For people who suspect that most China-made hardware products can be compromised, there is a full plate discovery. Security researchers have identified intentional backdoors in the most widespread types of networking devices FTTH OLT.
Backdoor entries identified
Security researchers Pierre Kim and Alexandre Torres discovered seven vulnerabilities in several firmware versions (v1.2.2 and 2.4.05_000, 2.4.04_001 and 2.4.03_000) of 29 FTTH OLT devices from popular Chinese vendor, C-Data.
The vulnerabilities could lead to backdoor access via Telnet, allowing an attacker to connect to the device via a Telnet server running on the device's WAN (internet-facing) interface.
The vulnerabilities allow an attacker to gain complete administrator CLI access, and list list credentials in cleartext in the Telnet CLI for all the other device administrators. Researchers also found that attackers could also exploit it to execute shell commands with root privileges and perform pre-auth remote denial of service (DoS).
The devices also used a weak encryption algorithm to store encrypted passwords and the management interface did not support SSL/TLS for HTTP or SSH, thereby leaving the door open for attackers to perform man-in-the-middle attacks (MITM) attacks.
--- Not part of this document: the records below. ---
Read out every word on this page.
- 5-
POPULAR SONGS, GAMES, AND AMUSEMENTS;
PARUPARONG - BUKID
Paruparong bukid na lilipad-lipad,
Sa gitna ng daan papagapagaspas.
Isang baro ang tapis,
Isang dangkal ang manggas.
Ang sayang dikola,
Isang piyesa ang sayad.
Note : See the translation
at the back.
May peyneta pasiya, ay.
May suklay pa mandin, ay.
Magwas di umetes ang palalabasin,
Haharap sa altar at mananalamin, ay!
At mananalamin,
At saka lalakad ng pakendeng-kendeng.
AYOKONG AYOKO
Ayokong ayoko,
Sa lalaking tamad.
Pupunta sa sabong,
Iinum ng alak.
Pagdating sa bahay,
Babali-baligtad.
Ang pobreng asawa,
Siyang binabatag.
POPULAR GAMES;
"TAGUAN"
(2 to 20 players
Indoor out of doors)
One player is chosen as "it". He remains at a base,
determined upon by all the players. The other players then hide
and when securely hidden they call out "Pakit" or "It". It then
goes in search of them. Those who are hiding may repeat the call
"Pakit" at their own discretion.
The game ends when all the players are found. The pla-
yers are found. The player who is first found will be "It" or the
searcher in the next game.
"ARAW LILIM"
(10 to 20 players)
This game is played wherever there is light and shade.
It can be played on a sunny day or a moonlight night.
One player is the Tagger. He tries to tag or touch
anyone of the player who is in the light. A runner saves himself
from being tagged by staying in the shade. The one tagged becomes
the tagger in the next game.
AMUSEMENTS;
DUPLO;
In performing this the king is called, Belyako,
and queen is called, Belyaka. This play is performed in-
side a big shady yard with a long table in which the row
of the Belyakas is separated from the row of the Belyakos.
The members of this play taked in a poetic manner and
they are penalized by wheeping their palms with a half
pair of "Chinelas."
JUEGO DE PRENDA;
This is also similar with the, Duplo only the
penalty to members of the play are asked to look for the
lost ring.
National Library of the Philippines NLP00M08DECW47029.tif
These vulnerabilities may also impact other devices running similar firmware. It is believed that some of the backdoors were intentionally placed in the firmware by the vendor.
Network devices at risk
Attackers often abuse network devices to gain illegitimate access and then remotely control the devices. Recently, several attackers were seen targeting popular routers and IoT devices in targeted attacks.
In July 2020, a new Mirai variant (detected as IoT.Linux.MIRAI.VWISI) was found exploiting a vulnerability (CVE-2020-10173) in specific versions of IP cameras, smart TVs, and routers, among other devices.
In June 2020, a new Mozi variant included several known malware families in its distribution chain and targeted IoT devices, predominantly routers, and DVRs.
In the same month, a firmware flaw in some home routers, sold by Japanese networking and storage firm Buffalo and its US subsidiary Buffalo Americas, made the devices vulnerable to cyberattacks.
Best practices
Users should change their network device credentials frequently and implement secure SSH on network devices. Also, it is advised to limit the IP ranges that can manage the network infrastructure and disable unused network ports.